Retrieve, Summarize, Plan: Advancing Multi-hop Question Answering with an Iterative Approach

TL;DR

The paper addresses the challenges of context overload and lack of retrieval trajectory in multi-hop QA with iterative RAG. It introduces ReSP, a framework that uses a dual-function summarizer to produce both global evidence memory and local pathway memory, enabling controlled iteration and more accurate answer generation. Empirical results on HotpotQA and 2WikiMultihopQA show substantial gains over state-of-the-art methods, along with improved robustness to context length and adaptability across base models. This approach offers improved transparency of the reasoning process via exposed memory and retrieval history, increasing trustworthiness for deployment in practical settings.

Abstract

Multi-hop question answering is a challenging task with distinct industrial relevance, and Retrieval-Augmented Generation (RAG) methods based on large language models (LLMs) have become a popular approach to tackle this task. Owing to the potential inability to retrieve all necessary information in a single iteration, a series of iterative RAG methods has been recently developed, showing significant performance improvements. However, existing methods still face two critical challenges: context overload resulting from multiple rounds of retrieval, and over-planning and repetitive planning due to the lack of a recorded retrieval trajectory. In this paper, we propose a novel iterative RAG method called ReSP, equipped with a dual-function summarizer. This summarizer compresses information from retrieved documents, targeting both the overarching question and the current sub-question concurrently. Experimental results on the multi-hop question-answering datasets HotpotQA and 2WikiMultihopQA demonstrate that our method significantly outperforms the state-of-the-art, and exhibits excellent robustness concerning context length.
Paper Structure (20 sections, 3 equations, 5 figures, 5 tables, 1 algorithm)

This paper contains 20 sections, 3 equations, 5 figures, 5 tables, 1 algorithm.

Figures (5)

  • Figure 1: RAG pipelines illustration and challenges faced.
  • Figure 2: The ReSP framework consists of four modules: Reasoner, Retriever, Summarizer, and Generator. The reasoner makes decisions based on the current memory queues, determining whether to exit the iteration and generate a response or to produce a sub-question for further iteration. The retriever searches the corpus based on the sub-question provided by the reasoner (for the first iteration, the sub-question is the same as the overarching question, thus the reasonser is bypassed).
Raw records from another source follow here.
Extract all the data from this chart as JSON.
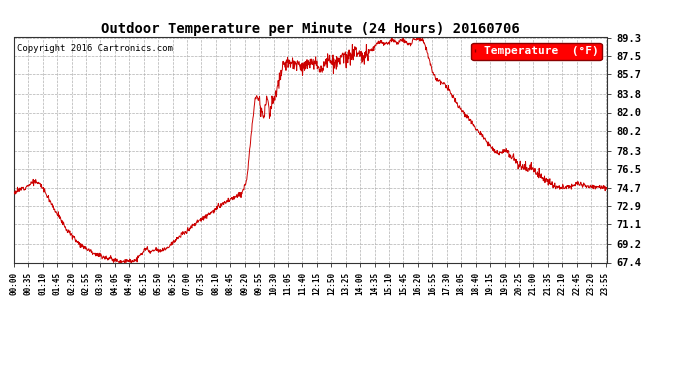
{
  "title": "Outdoor Temperature per Minute (24 Hours) 20160706",
  "copyright_text": "Copyright 2016 Cartronics.com",
  "legend_label": "Temperature  (°F)",
  "line_color": "#cc0000",
  "background_color": "#ffffff",
  "plot_bg_color": "#ffffff",
  "grid_color": "#b0b0b0",
  "ytick_labels": [
    "67.4",
    "69.2",
    "71.1",
    "72.9",
    "74.7",
    "76.5",
    "78.3",
    "80.2",
    "82.0",
    "83.8",
    "85.7",
    "87.5",
    "89.3"
  ],
  "ytick_values": [
    67.4,
    69.2,
    71.1,
    72.9,
    74.7,
    76.5,
    78.3,
    80.2,
    82.0,
    83.8,
    85.7,
    87.5,
    89.3
  ],
  "ylim": [
    67.4,
    89.3
  ],
  "xtick_labels": [
    "00:00",
    "00:35",
    "01:10",
    "01:45",
    "02:20",
    "02:55",
    "03:30",
    "04:05",
    "04:40",
    "05:15",
    "05:50",
    "06:25",
    "07:00",
    "07:35",
    "08:10",
    "08:45",
    "09:20",
    "09:55",
    "10:30",
    "11:05",
    "11:40",
    "12:15",
    "12:50",
    "13:25",
    "14:00",
    "14:35",
    "15:10",
    "15:45",
    "16:20",
    "16:55",
    "17:30",
    "18:05",
    "18:40",
    "19:15",
    "19:50",
    "20:25",
    "21:00",
    "21:35",
    "22:10",
    "22:45",
    "23:20",
    "23:55"
  ],
  "num_points": 1440,
  "figwidth": 6.9,
  "figheight": 3.75,
  "dpi": 100
}
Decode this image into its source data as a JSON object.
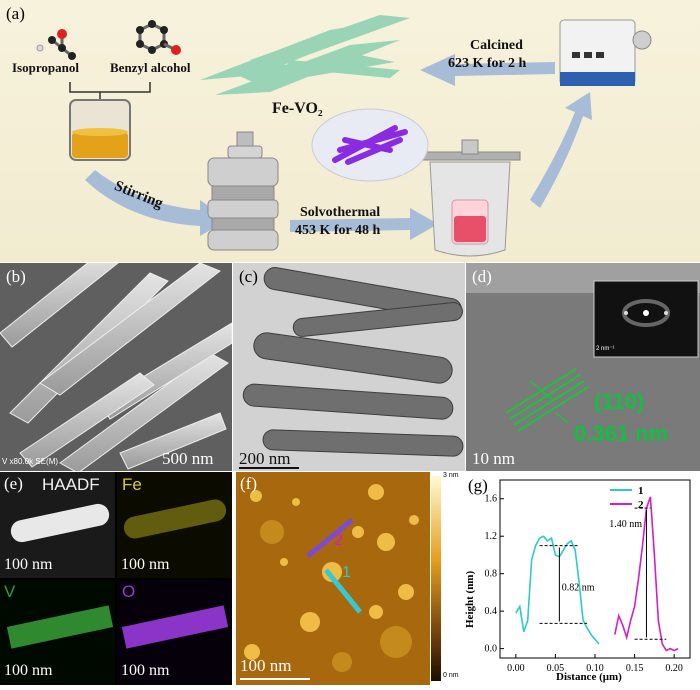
{
  "scheme": {
    "label": "(a)",
    "isopropanol": "Isopropanol",
    "benzyl_alcohol": "Benzyl alcohol",
    "product": "Fe-VO₂",
    "calcined_line1": "Calcined",
    "calcined_line2": "623 K for 2 h",
    "stirring": "Stirring",
    "solvothermal_line1": "Solvothermal",
    "solvothermal_line2": "453 K for 48 h"
  },
  "sem": {
    "label": "(b)",
    "scale": "500 nm",
    "meta": "V x80.0k SE(M)"
  },
  "tem": {
    "label": "(c)",
    "scale": "200 nm"
  },
  "hrtem": {
    "label": "(d)",
    "scale": "10 nm",
    "plane": "(110)",
    "spacing": "0.361 nm",
    "inset_scale": "2 nm⁻¹"
  },
  "eds": {
    "label": "(e)",
    "tiles": [
      {
        "name": "HAADF",
        "scale": "100 nm",
        "color": "#f0f0f0"
      },
      {
        "name": "Fe",
        "scale": "100 nm",
        "color": "#d8cf2a"
      },
      {
        "name": "V",
        "scale": "100 nm",
        "color": "#3a9a3a"
      },
      {
        "name": "O",
        "scale": "100 nm",
        "color": "#9b3ad8"
      }
    ]
  },
  "afm": {
    "label": "(f)",
    "scale": "100 nm",
    "colorbar_top": "3 nm",
    "colorbar_bottom": "0 nm",
    "line1": "1",
    "line2": "2"
  },
  "chart_data": {
    "type": "line",
    "label": "(g)",
    "xlabel": "Distance (μm)",
    "ylabel": "Height (nm)",
    "xlim": [
      -0.02,
      0.22
    ],
    "ylim": [
      -0.1,
      1.8
    ],
    "xticks": [
      "0.00",
      "0.05",
      "0.10",
      "0.15",
      "0.20"
    ],
    "yticks": [
      "0.0",
      "0.4",
      "0.8",
      "1.2",
      "1.6"
    ],
    "series": [
      {
        "name": "1",
        "color": "#2fc9c9",
        "x": [
          0.0,
          0.005,
          0.01,
          0.015,
          0.02,
          0.025,
          0.03,
          0.035,
          0.04,
          0.045,
          0.05,
          0.055,
          0.06,
          0.065,
          0.07,
          0.075,
          0.08,
          0.085,
          0.09,
          0.095,
          0.1,
          0.105
        ],
        "y": [
          0.38,
          0.45,
          0.18,
          0.3,
          0.95,
          1.1,
          1.18,
          1.2,
          1.15,
          1.18,
          1.0,
          0.98,
          1.05,
          1.12,
          1.15,
          1.05,
          0.7,
          0.3,
          0.22,
          0.15,
          0.1,
          0.05
        ]
      },
      {
        "name": "2",
        "color": "#d21fc8",
        "x": [
          0.125,
          0.13,
          0.135,
          0.14,
          0.145,
          0.15,
          0.155,
          0.16,
          0.165,
          0.17,
          0.175,
          0.18,
          0.185,
          0.19,
          0.195,
          0.2,
          0.205
        ],
        "y": [
          0.15,
          0.35,
          0.25,
          0.12,
          0.3,
          0.45,
          0.75,
          1.1,
          1.5,
          1.62,
          1.0,
          0.3,
          0.05,
          -0.02,
          0.0,
          -0.02,
          0.0
        ]
      }
    ],
    "annotations": [
      "0.82 nm",
      "1.40 nm"
    ]
  }
}
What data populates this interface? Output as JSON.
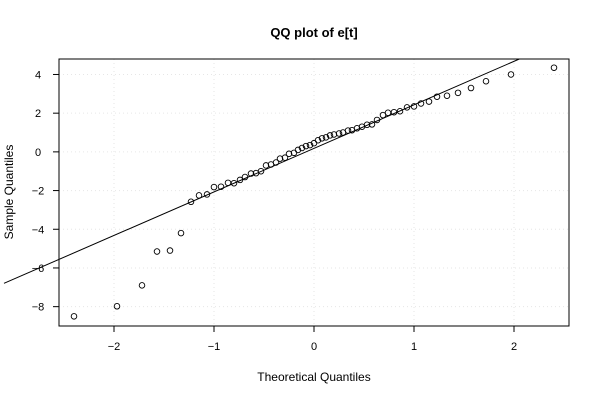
{
  "chart_data": {
    "type": "scatter",
    "title": "QQ plot of e[t]",
    "xlabel": "Theoretical Quantiles",
    "ylabel": "Sample Quantiles",
    "xlim": [
      -2.55,
      2.55
    ],
    "ylim": [
      -9.0,
      4.8
    ],
    "x_ticks": [
      -2,
      -1,
      0,
      1,
      2
    ],
    "x_tick_labels": [
      "−2",
      "−1",
      "0",
      "1",
      "2"
    ],
    "y_ticks": [
      -8,
      -6,
      -4,
      -2,
      0,
      2,
      4
    ],
    "y_tick_labels": [
      "−8",
      "−6",
      "−4",
      "−2",
      "0",
      "2",
      "4"
    ],
    "grid": true,
    "reference_line": {
      "intercept": 0.18,
      "slope": 2.25
    },
    "points": [
      {
        "x": -2.4,
        "y": -8.5
      },
      {
        "x": -1.97,
        "y": -7.98
      },
      {
        "x": -1.72,
        "y": -6.9
      },
      {
        "x": -1.57,
        "y": -5.15
      },
      {
        "x": -1.44,
        "y": -5.1
      },
      {
        "x": -1.33,
        "y": -4.2
      },
      {
        "x": -1.23,
        "y": -2.58
      },
      {
        "x": -1.15,
        "y": -2.25
      },
      {
        "x": -1.07,
        "y": -2.2
      },
      {
        "x": -1.0,
        "y": -1.82
      },
      {
        "x": -0.93,
        "y": -1.8
      },
      {
        "x": -0.86,
        "y": -1.6
      },
      {
        "x": -0.8,
        "y": -1.62
      },
      {
        "x": -0.74,
        "y": -1.45
      },
      {
        "x": -0.69,
        "y": -1.3
      },
      {
        "x": -0.63,
        "y": -1.12
      },
      {
        "x": -0.58,
        "y": -1.1
      },
      {
        "x": -0.53,
        "y": -1.0
      },
      {
        "x": -0.48,
        "y": -0.7
      },
      {
        "x": -0.43,
        "y": -0.65
      },
      {
        "x": -0.38,
        "y": -0.55
      },
      {
        "x": -0.34,
        "y": -0.35
      },
      {
        "x": -0.29,
        "y": -0.3
      },
      {
        "x": -0.25,
        "y": -0.1
      },
      {
        "x": -0.2,
        "y": -0.05
      },
      {
        "x": -0.16,
        "y": 0.1
      },
      {
        "x": -0.12,
        "y": 0.2
      },
      {
        "x": -0.08,
        "y": 0.3
      },
      {
        "x": -0.04,
        "y": 0.35
      },
      {
        "x": 0.0,
        "y": 0.45
      },
      {
        "x": 0.04,
        "y": 0.6
      },
      {
        "x": 0.08,
        "y": 0.7
      },
      {
        "x": 0.12,
        "y": 0.75
      },
      {
        "x": 0.16,
        "y": 0.85
      },
      {
        "x": 0.2,
        "y": 0.9
      },
      {
        "x": 0.25,
        "y": 0.95
      },
      {
        "x": 0.29,
        "y": 1.0
      },
      {
        "x": 0.34,
        "y": 1.1
      },
      {
        "x": 0.38,
        "y": 1.12
      },
      {
        "x": 0.43,
        "y": 1.22
      },
      {
        "x": 0.48,
        "y": 1.3
      },
      {
        "x": 0.53,
        "y": 1.4
      },
      {
        "x": 0.58,
        "y": 1.42
      },
      {
        "x": 0.63,
        "y": 1.65
      },
      {
        "x": 0.69,
        "y": 1.9
      },
      {
        "x": 0.74,
        "y": 2.02
      },
      {
        "x": 0.8,
        "y": 2.05
      },
      {
        "x": 0.86,
        "y": 2.1
      },
      {
        "x": 0.93,
        "y": 2.3
      },
      {
        "x": 1.0,
        "y": 2.35
      },
      {
        "x": 1.07,
        "y": 2.5
      },
      {
        "x": 1.15,
        "y": 2.6
      },
      {
        "x": 1.23,
        "y": 2.85
      },
      {
        "x": 1.33,
        "y": 2.9
      },
      {
        "x": 1.44,
        "y": 3.05
      },
      {
        "x": 1.57,
        "y": 3.3
      },
      {
        "x": 1.72,
        "y": 3.65
      },
      {
        "x": 1.97,
        "y": 4.0
      },
      {
        "x": 2.4,
        "y": 4.35
      }
    ]
  }
}
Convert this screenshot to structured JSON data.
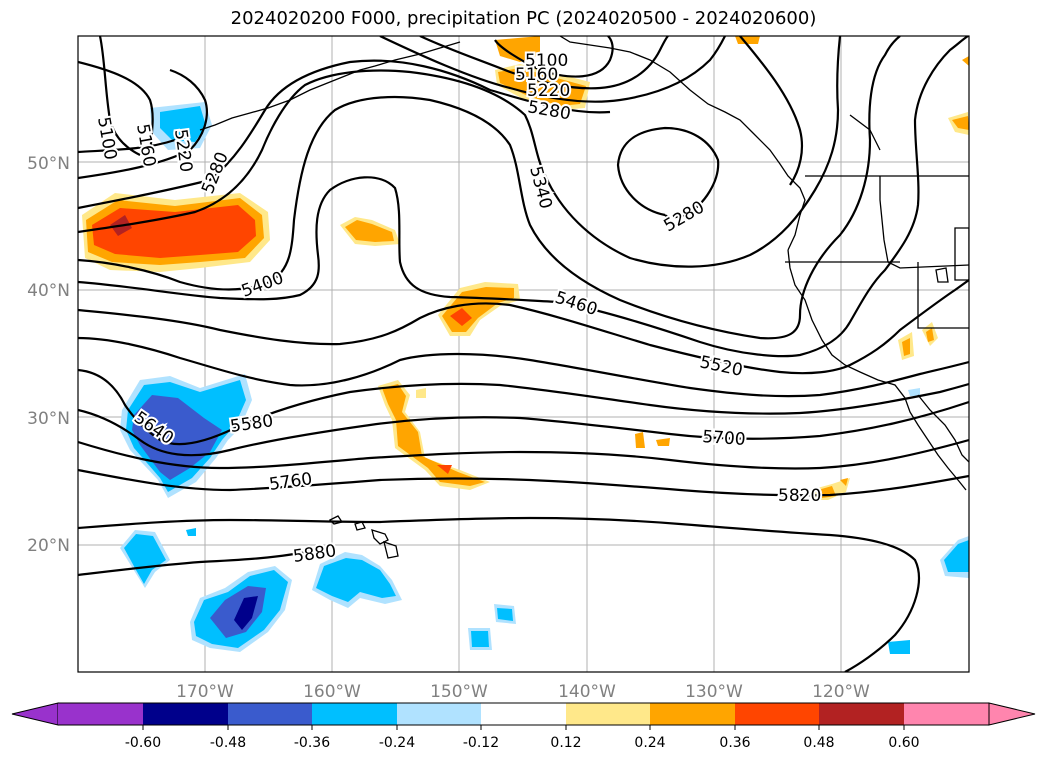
{
  "title": "2024020200 F000, precipitation PC (2024020500 - 2024020600)",
  "lat_labels": [
    "50°N",
    "40°N",
    "30°N",
    "20°N"
  ],
  "lon_labels": [
    "170°W",
    "160°W",
    "150°W",
    "140°W",
    "130°W",
    "120°W"
  ],
  "contour_labels": [
    "5100",
    "5160",
    "5220",
    "5280",
    "5100",
    "5160",
    "5220",
    "5280",
    "5340",
    "5280",
    "5400",
    "5460",
    "5520",
    "5580",
    "5640",
    "5700",
    "5760",
    "5820",
    "5880"
  ],
  "colorbar": {
    "ticks": [
      "-0.60",
      "-0.48",
      "-0.36",
      "-0.24",
      "-0.12",
      "0.12",
      "0.24",
      "0.36",
      "0.48",
      "0.60"
    ],
    "colors": [
      "#9932cc",
      "#00008b",
      "#3a5bcd",
      "#00bfff",
      "#b0e2ff",
      "#ffffff",
      "#ffe88a",
      "#ffa500",
      "#ff4500",
      "#b22222",
      "#ff85ae"
    ]
  },
  "colors": {
    "neg_light": "#b0e2ff",
    "neg_mid": "#00bfff",
    "neg_strong": "#3a5bcd",
    "neg_max": "#00008b",
    "pos_light": "#ffe88a",
    "pos_mid": "#ffa500",
    "pos_strong": "#ff4500",
    "pos_max": "#b22222"
  }
}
The summarizer performs dual summarization on the retrieved documents, extracting information relevant to both the overarching question Q and the current sub-question Q*, and stores the summaries in the global evidence memory and local pathway memory queues respectively. The generator produces answer A based on the information in the memory queues.
  • Figure 3: Performance comparison across different base models. We report the token-level F1 score obtained from testing on the HotpotQA dataset.
  • Figure 4: Bar chart of the performance variations of different RAG methods with varying numbers of retrieved documents per iteration. We report the token-level F1 score obtained from testing on the HotpotQA dataset.
  • Figure 5: Performance with different maximum number of iterations.